The U.S. Geological Survey estimates that only 4% of all domestic water is used for “mining” activities, which include oil and gas. Digging deeper, Raymond James estimates 15% of the total “mining” water used is specifically for oil and gas fracturing activities.

Produced water is by no means a new problem for the industry. In fact, it remains below the previous peak from the 1970s. However, the produced water segment has grown by about 15 million barrels/day from 35 million 10 years ago.

The question Raymond James analysts said they are asked most is, how much produced water will there be? Because water production has similar type curves to oil production, it makes forecasting comparable.

The Raymond James team expanded its U.S. production by play model to cover produced water for the major onshore basins led by the Permian Delaware and Midland sub-basins, the Anadarko, Denver-Julesburg and Powder River basins, as well as the Eagle Ford and Bakken shales.

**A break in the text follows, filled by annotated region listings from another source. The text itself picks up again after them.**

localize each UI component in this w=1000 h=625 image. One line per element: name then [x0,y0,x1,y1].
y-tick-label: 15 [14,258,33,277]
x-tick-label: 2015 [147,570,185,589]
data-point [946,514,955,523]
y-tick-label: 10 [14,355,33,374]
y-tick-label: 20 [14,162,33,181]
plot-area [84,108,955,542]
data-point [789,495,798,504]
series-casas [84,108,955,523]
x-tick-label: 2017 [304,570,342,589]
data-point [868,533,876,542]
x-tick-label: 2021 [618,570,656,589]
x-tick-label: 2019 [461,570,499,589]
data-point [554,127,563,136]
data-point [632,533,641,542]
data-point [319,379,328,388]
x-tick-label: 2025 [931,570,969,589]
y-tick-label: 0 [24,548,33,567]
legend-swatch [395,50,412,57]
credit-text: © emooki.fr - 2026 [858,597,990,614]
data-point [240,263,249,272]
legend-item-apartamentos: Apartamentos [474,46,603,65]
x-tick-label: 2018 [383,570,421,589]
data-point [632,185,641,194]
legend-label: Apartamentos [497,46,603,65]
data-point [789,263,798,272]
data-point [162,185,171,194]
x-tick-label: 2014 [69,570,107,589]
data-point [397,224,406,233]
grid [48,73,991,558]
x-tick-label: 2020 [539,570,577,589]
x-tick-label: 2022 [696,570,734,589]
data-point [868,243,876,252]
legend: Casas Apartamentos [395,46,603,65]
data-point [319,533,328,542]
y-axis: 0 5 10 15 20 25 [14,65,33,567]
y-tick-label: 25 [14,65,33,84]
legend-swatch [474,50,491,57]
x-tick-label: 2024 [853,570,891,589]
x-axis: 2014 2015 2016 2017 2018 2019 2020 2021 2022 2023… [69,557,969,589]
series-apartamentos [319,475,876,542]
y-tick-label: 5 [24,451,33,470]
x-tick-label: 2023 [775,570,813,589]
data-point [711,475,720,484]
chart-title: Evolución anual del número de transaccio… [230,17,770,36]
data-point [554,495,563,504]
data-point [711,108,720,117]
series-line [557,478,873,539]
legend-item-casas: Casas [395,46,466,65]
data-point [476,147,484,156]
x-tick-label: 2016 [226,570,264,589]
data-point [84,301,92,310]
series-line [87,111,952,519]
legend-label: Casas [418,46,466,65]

Onshore crude-only output from these major basins is forecast to grow to about 17 million b/d by 2030 from around 8 million b/d today.

“While absolute growth rate of water will be dampened by legacy conventional fields declining in production, the concentration of water growth in the Permian Basin and the lack of waterflooding for disposal, mean that spending and logistics on water, particularly disposal, are going to take a sharp ramp upwards over the next decade,” analysts said.

“We project total U.S. water production reaches 55 million barrels/d by 2025, and 60 million barrels/d by 2030.” The Permian alone is forecast to account for the bulk of the produced water, at 32 million barrels/day in 2025 and 38 million by 2030.

New wells in the Permian Delaware are coming online with water-to-oil ratios as high as 10-to-1, a level typically exhibited in old, conventional wells, analysts noted. Across the Permian, water-to-oil ratios of 4-1 or 6-1 are considered “normal.”

In the Midland, Eagle Ford and Bakken, the water-to-oil ratios begin at around 1- or 2-to-1 and expand slowly to 2- to 5-to-1.

“Even taking an impossibly bullish outlook for water recycling (100% of fracture water coming from recycling), we will still need 750 additional disposal wells in the Permian Basin.”

There remains a “large logistical challenge” in delivering water to the oil and gas well sites. However, Raymond James said there are opportunities in dirty water, with a “sustained logistical problem” in how the industry disposes of water produced by unconventional wells.